Das waren meine zehn besten Filme von San Sebastián 2024. Wie gesagt: alles schwierige Themen, aber allesamt sehr gute Umsetzungen, von denen man nur hoffen kann, dass möglichst viele auch dem deutschen Publikum zugänglich sein werden, sei es (und hoffentlich) im Kino, im TV oder bei Streamingdiensten. Dieser Bericht endet mit einem Blick auf den Vorhang und die Decke meines Lieblingskinos in Donosti, das Teatro Vicoria Eugenia:

Teatro Vicoria Eugenia

4 Kommentare zu „Festivalbericht San Sebastián 2024“

  1. Gracias por las recomendaciones, Markus.
    Se ven muy buenas películas y series y, como dices, un poco pesadas. Admiro que puedas verlas seguido.
    Saludos

    1. Gracias Sofía por tu comentario. La verdad es que no se puede hacer justicia a las películas si se ven cinco al día. Pero después vuelvo a ver las buenas películas, ya sea en el cine o en la televisión.

  2. Pablo de Castro

    Gracias Markus, siempre un placer leer tus resúmenes y me alegro que pudiéramos encontrar tiempo para una cerveza pese a las cinco o seis proyecciones diarias. Un par de menciones adicionales a pelis que uno encontró impresionantes:
    – Ainda estou aqui (Walter Salles, Brasil)
    – Pepe (Nelson C de los Santos Arias, República Dominicana)
    – Apocalipsi nos trópicos (Petra Costa, Brasil)
    No sé si el hecho de haberse proyectado en otros festivales excluye las pelis de tu top-10 (Ainda ganó mejor guión en Venecia y Pepe mejor dirección en Berlín), pero la presencia de “The room next door” sugiere que se admiten pelis previamente mostradas en otros certámenes.
    Bastantes de las que has seleccionado no pude verlas (no todos estamos por 5/6 pelis al día 😉 ) pero quedan apuntadas para cuando haya ocasión…
    Un abrazo, Pablo
    PS. ¿Has visto “Calladita”? Estupenda peli! (no estuvo en Donosti, creo)
    https://edinburghspanishfilmfestival.com/films/the-quiet-maid-screening-with-descriptive-subtitles/

    1. Gracias por tu comentario, Pablo. Y perdón por la respuesta tarde.

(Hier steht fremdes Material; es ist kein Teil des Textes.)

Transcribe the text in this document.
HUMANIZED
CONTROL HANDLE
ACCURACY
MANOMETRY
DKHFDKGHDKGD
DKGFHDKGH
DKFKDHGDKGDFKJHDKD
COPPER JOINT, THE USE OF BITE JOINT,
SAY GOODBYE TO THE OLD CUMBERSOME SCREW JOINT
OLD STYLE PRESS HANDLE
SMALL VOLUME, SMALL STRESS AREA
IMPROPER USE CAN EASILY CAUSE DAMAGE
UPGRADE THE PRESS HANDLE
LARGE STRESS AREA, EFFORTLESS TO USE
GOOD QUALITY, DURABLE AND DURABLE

      Yo también me alegro que nos encontramos en Donosti. En mis reportajes también incluyo películas que se estrenaron en otro festivales. A „Pepe“ lo mencioné al final de mi reportaje sobre la Berlinale: https://textundblog.de/?p=10680
      A mi también me impresionó mucho „Apocalipsi nos trópicos“ (el hecho de que no sale en mi personal TOP 10, no significa que no sea una buena película).